From clapping to sacking - 18 months in the life of a nurse

Posted by Ed 21 days ago

This is a guest post from an anonymous nurse.

I care. It’s a reflex, and the reason why I could only ever have become a nurse. I don’t consider that this makes me a more virtuous human being. I certainly never wanted to be clapped for it. You can’t switch caring off. The role of the nurse is to relieve suffering. Sometimes this might mean making someone physically better, but not always – more often it is about making the individual feel better regardless of the outcome.

It was strangely fitting that on the 5th September, the day we were told that NHS staff might be forced to have the Covid-19 vaccine, I noted that 100% of the patients I look after as part of a Covid patient remote monitoring service were vaccinated. Not the majority of the patients, all of them.

The Covid patient remote monitoring service was set up in Autumn 2020, as a sort of virtual Covid ward, to monitor Covid positive patients remotely, facilitate early intervention should there be any deterioration in condition, offer support for symptoms and reduce the need for hospital admission.

This week, every single patient on the virtual ward is double or triple vaccinated.

A number of things struck me about the patients who were being referred to us. The first was that they were ill. This might seem obvious, but what I mean is that they were ill regardless of their Covid status. Many reported a deterioration in pre-existing conditions, citing difficulty in accessing medical care, chronic conditions not being managed etc.

Fast forward a year and this is an even more prevalent picture. Many patients have not seen a doctor for 18 months, blood tests are delayed, there has been no hospital follow up appointments, lost e-consults, hours spent waiting in phone queues and there is still fear of attending appointments.
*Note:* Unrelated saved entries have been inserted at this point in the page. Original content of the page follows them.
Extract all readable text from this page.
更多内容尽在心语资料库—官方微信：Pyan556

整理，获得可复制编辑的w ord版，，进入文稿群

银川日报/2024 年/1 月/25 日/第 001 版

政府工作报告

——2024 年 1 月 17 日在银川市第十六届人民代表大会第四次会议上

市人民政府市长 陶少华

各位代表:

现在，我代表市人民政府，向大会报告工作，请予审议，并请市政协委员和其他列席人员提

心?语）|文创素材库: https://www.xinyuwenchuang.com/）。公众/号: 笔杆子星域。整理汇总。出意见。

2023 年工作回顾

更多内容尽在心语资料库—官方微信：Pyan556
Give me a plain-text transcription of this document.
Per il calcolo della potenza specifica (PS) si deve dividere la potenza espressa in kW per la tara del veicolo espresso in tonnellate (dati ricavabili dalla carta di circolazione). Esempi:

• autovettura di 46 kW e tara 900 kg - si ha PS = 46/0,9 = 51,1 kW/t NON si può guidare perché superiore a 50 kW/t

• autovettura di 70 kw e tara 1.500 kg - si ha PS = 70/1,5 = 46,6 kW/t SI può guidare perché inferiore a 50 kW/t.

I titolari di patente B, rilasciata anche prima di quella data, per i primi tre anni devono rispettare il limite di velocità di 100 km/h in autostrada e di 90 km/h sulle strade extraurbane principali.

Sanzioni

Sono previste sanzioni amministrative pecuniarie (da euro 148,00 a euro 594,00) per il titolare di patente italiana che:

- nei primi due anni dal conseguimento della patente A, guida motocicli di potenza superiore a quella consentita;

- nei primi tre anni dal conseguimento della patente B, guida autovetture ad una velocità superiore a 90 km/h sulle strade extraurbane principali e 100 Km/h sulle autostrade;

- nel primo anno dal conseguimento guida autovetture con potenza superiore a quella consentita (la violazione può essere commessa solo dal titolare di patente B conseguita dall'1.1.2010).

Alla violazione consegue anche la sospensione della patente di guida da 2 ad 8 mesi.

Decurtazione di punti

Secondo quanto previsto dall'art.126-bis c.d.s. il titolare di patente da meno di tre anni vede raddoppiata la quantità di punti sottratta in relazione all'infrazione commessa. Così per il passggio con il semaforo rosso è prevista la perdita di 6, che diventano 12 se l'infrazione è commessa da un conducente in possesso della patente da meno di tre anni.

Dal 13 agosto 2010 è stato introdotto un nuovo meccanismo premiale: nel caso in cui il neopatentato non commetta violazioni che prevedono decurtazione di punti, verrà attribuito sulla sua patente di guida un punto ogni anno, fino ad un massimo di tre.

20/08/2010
We often spend longer sorting out patients non-covid related health problems than their covid symptoms.

I’m not GP-bashing, merely stating that the present system is not fit for purpose and that the restrictions imposed over the last 18 months have had significant implications for public health.

The second thing that became apparent was the extraordinary role that nosocomial infections were playing in the cases and transmission of the virus, particularly during the autumn/winter surge. At times, over 80% of our patients had acquired Covid in healthcare. Sometimes this could be directly attributed to a recent hospital admission of the individual.

Patients were admitted for falls, cancer treatment, blood transfusions, heart attacks and then, unfortunately, discharged Covid positive. These were often the sickest patients – the very people who we were all ordered to stay at home to protect.